Além disso, não é como se a OpenAI nunca tivesse feito isso antes. "Tecnicamente, eles já estão ganhando dinheiro com os dados das pessoas, usando-os para treinar as próximas gerações de seus modelos. E vendem esses modelos por meio de assinaturas", destaca Hao. A empresa também não hesitou em violar os direitos autorais de inúmeras obras protegidas para que o ChatGPT pudesse continuar a ser aprimorado.

“Analisando o que estão fazendo, tudo indica que repetiremos todos os erros que cometemos com as redes sociais”, concorda Enrique Dans. “O que são as plataformas de redes sociais, na realidade? São máquinas de captura de dados que depois vendem esses dados para o maior lance. O que acontece se, em vez de simplesmente curtir ou comentar, você passar o dia inteiro conversando com essa máquina? Bem, você acaba fornecendo a ela todos os dados do mundo.”

O risco, segundo o especialista, é que estejamos “construindo outro complexo industrial como o das redes sociais, só que ainda pior”, onde a tecnologia não apenas registra o que fazemos, mas também processa o que pensamos e sentimos em tempo real.

A sacada de Altman: "Eu gosto de anúncios do Instagram"

A OpenAI se comprometeu a investir US$ 1,3 trilhão (1.300.000.000.000) até 2030 para adquirir mais poder computacional e aprimorar ainda mais o ChatGPT. Em agosto, seu diretor financeiro revelou que a empresa ultrapassou a marca de US$ 1 bilhão em receita pela primeira vez em um único mês. A enorme diferença entre esses dois valores, somada aos desafios da IA ​​generativa no ambiente corporativo, é o que leva especialistas a crer que a OpenAI mudará seu foco para o mercado de dados pessoais.

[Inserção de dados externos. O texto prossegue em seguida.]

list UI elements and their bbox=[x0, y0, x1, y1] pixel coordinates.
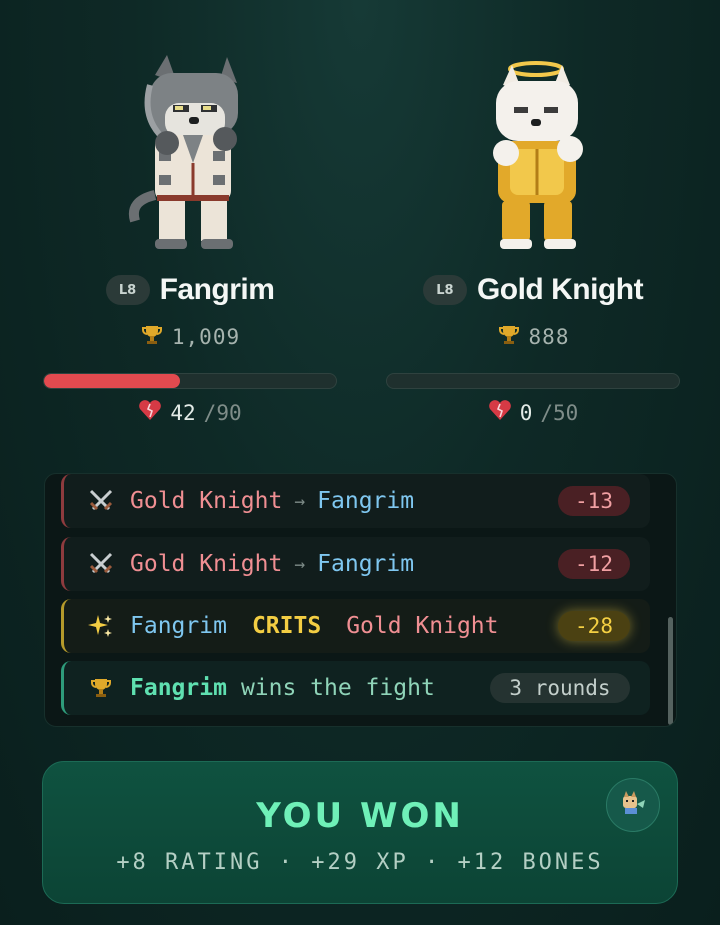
rounds-pill: 3 rounds bbox=[490, 673, 630, 703]
dog-share-icon bbox=[619, 790, 647, 820]
level-badge: L8 bbox=[422, 275, 467, 305]
log-attacker: Gold Knight bbox=[130, 551, 283, 577]
log-win-text: wins the fight bbox=[240, 675, 435, 701]
wolf-fighter-sprite bbox=[125, 55, 255, 255]
hp-max: /50 bbox=[540, 400, 579, 425]
hp-current: 42 bbox=[170, 400, 196, 425]
log-attacker: Fangrim bbox=[130, 613, 227, 639]
log-attacker: Gold Knight bbox=[130, 488, 283, 514]
sparkles-icon bbox=[86, 613, 116, 639]
damage-pill: -12 bbox=[558, 549, 630, 579]
crossed-swords-icon bbox=[86, 488, 116, 514]
heart-icon bbox=[488, 399, 512, 426]
fighter-card-player: L8 Fangrim 1,009 42 /90 bbox=[40, 55, 340, 426]
rating-value: 1,009 bbox=[171, 325, 241, 349]
log-target: Fangrim bbox=[317, 488, 415, 514]
log-entry: Gold Knight → Fangrim -12 bbox=[61, 537, 650, 591]
result-rewards: +8 RATING · +29 XP · +12 BONES bbox=[116, 850, 604, 875]
log-arrow: → bbox=[294, 490, 306, 512]
result-banner: YOU WON +8 RATING · +29 XP · +12 BONES bbox=[42, 761, 678, 904]
gold-knight-sprite bbox=[468, 55, 598, 255]
damage-pill: -13 bbox=[558, 486, 630, 516]
fighter-card-opponent: L8 Gold Knight 888 0 /50 bbox=[383, 55, 683, 426]
damage-pill: -28 bbox=[558, 611, 630, 641]
log-crit-verb: CRITS bbox=[251, 613, 322, 639]
log-entry: Gold Knight → Fangrim -13 bbox=[61, 474, 650, 528]
heart-icon bbox=[138, 399, 162, 426]
battle-log[interactable]: Gold Knight → Fangrim -13 Gold Knight → … bbox=[44, 473, 677, 727]
log-arrow: → bbox=[294, 553, 306, 575]
fighter-name: Gold Knight bbox=[476, 273, 644, 306]
trophy-icon bbox=[140, 323, 164, 351]
hp-bar-fill bbox=[44, 374, 181, 388]
hp-max: /90 bbox=[203, 400, 242, 425]
share-button[interactable] bbox=[606, 778, 660, 832]
trophy-icon bbox=[497, 323, 521, 351]
rating-value: 888 bbox=[528, 325, 570, 349]
result-title: YOU WON bbox=[256, 796, 464, 836]
fighter-name: Fangrim bbox=[159, 273, 275, 306]
hp-bar bbox=[43, 373, 337, 389]
hp-bar bbox=[386, 373, 680, 389]
log-entry: Fangrim CRITS Gold Knight -28 bbox=[61, 599, 650, 653]
hp-current: 0 bbox=[519, 400, 533, 425]
crossed-swords-icon bbox=[86, 551, 116, 577]
log-entry: Fangrim wins the fight 3 rounds bbox=[61, 661, 650, 715]
level-badge: L8 bbox=[105, 275, 150, 305]
log-winner: Fangrim bbox=[130, 675, 227, 701]
trophy-icon bbox=[86, 676, 116, 700]
log-target: Fangrim bbox=[317, 551, 415, 577]
log-scrollbar[interactable] bbox=[668, 617, 673, 725]
log-target: Gold Knight bbox=[346, 613, 499, 639]
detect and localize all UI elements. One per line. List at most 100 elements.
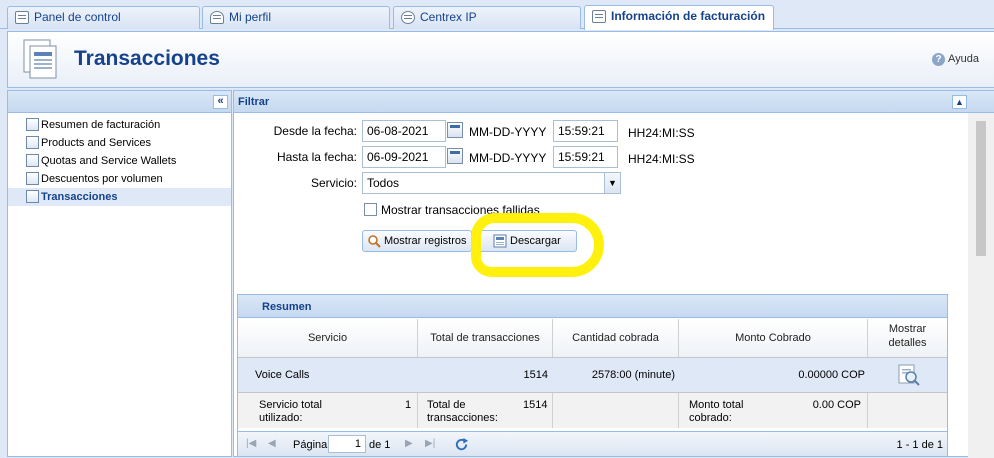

A OpenAI não respondeu ao pedido de informações enviado pelo elDiario.es sobre essas questões. No entanto, Altman já abriu as portas para a publicidade até 2025. O executivo mudou completamente de opinião em apenas um ano. Eis o que Altman disse em maio de 2024 : “Detesto anúncios”; “a publicidade seria o nosso último recurso”; “a combinação de anúncios com IA é particularmente perturbadora para mim”.

E aqui está Altman em novembro de 2025: “Há muitas coisas que respeito no negócio da Meta”, “Adoro os anúncios do Instagram, eles me trouxeram valor”, “Provavelmente existe algum produto publicitário interessante que podemos desenvolver e que seja benéfico para o usuário”, ou “ Existem anúncios que eu acho que seriam muito bons ou bastante bons. Espero que possamos experimentá-los em algum momento”.

É possível que isso não seja uma contradição e que o ChatGPT, apenas três anos após seu lançamento, já esteja explorando esse cenário de "último recurso". Essa é outra característica das tendências virais: elas se tornam obsoletas rapidamente. Em pouco mais de mil dias, a ferramenta que parecia vir do futuro começou a flertar com o modelo de negócios mais antigo da internet. Agora sabemos que o futuro tem um preço, e esse preço pode ser, mais uma vez, a nossa privacidade.